Lilliana Ramos Collado
“Escribir es un contrato con la muerte”.
—John Torres, Undead
“¿Cuál letra te rige? ¿Cuál de ellas
hace brillar tu abecedario?… ¿Con qué
capital disipas el abecé de tus (t)errores?”
—Ángel Lozada, El libro de la letra A
“Dibujar es el proceso del pensamiento”.
—Julia Kristeva, La cabeza decapitada
Escritor distinguido, ganador de premios literarios internacionales, ensayista incisivo, fotógrafo de gran consideración, Eduardo Lalo abraza las “bellas letras” y las “bellas artes” con angustia y resistencia. Como si le costara escribir, fotografiar, dibujar, marcar. Como si le costara la expresión tersa y educada que implica una comunicación sin tropiezos con su interlocutor. Cuando descubrimos sus poco conocidas fotografías, sus instalaciones, sus construcciones de pared, su pintura y su dibujo, vamos entendiendo: Lalo no está conforme con las formas de expresión que nos son dadas.
La inconformidad vale, como lo sugieren sus obras que se muestran en Casa Cortés en el Viejo San Juan, en la exhibición titulada Crónica(o). Lalo surge como la astilla en el corazón, como la mordaza que corta las comisuras de los labios, como la venda que, al desgarrarla, nos lacera los ojos.
Son varias las obras de Lalo en esta propuesta bimembre meticulosamente curada por Carla Acevedo-Yates. He aprovechado la ocasión que me brinda Crónica(o) para ampliar el contexto y así abrazar otros de sus trabajos, quizás menos presentables en pared: los libros en los cuales este escritor ha ido pormenorizando su cuestionamiento de la escritura/dibujo y la fotografía. Destaco tres libros que conversan con la tersa e inquietante muestra que nos propone Acevedo-Yates: donde (2005), El deseo del lápiz (2011) y Necrópolis (2014). En los tres, la escritura, insuficiente, la fotografía, insuficiente, y el dibujo, insuficiente, pugnan por completar el proceso de significación provocando, en la suma de sus insuficiencias, la crítica feroz contra el estado de cosas en la Ciudad como emblema del mundo.
Desde comienzo de su obra literaria y plástica, Lalo se ha dedicado a la Ciudad como el gran hoyo negro donde se cuecen las tribulaciones de la humanidad, Ciudad que rememora el oscuro Madrid dieciochesco de un Diego de Torres Villarroel, en el siglo XIX un Charles Baudelaire y en el siglo XX un Rainer Maria Rilke.

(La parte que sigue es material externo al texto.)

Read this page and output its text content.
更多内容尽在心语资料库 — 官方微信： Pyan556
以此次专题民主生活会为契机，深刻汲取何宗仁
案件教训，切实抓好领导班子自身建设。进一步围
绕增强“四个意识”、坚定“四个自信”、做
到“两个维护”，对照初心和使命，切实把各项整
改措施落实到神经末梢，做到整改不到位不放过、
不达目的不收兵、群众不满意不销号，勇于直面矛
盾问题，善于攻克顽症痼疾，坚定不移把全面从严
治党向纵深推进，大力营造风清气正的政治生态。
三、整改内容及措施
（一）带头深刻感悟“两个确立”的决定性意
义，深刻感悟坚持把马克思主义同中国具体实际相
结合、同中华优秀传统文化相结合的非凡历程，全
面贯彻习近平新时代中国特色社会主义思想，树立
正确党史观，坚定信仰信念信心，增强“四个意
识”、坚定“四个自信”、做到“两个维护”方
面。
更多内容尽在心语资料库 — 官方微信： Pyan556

La Ciudad constituye un antro de desasosiego, un espacio antihumano, la distopía que se rebela contra las más entusiastas utopías, desde la República platónica hasta el abrazo al universo curvo einsteniano del filme Interstellar. Fotografiada, dibujada o (d)escrita, la Ciudad —con mayúscula— surge oscura, enajenante, cerrada a toda vida: trampa, laberinto que sólo cobija un monstruo que es ella misma. La Ciudad de Eduardo Lalo es el Laberinto absoluto, hermético, incognoscible y sin salida.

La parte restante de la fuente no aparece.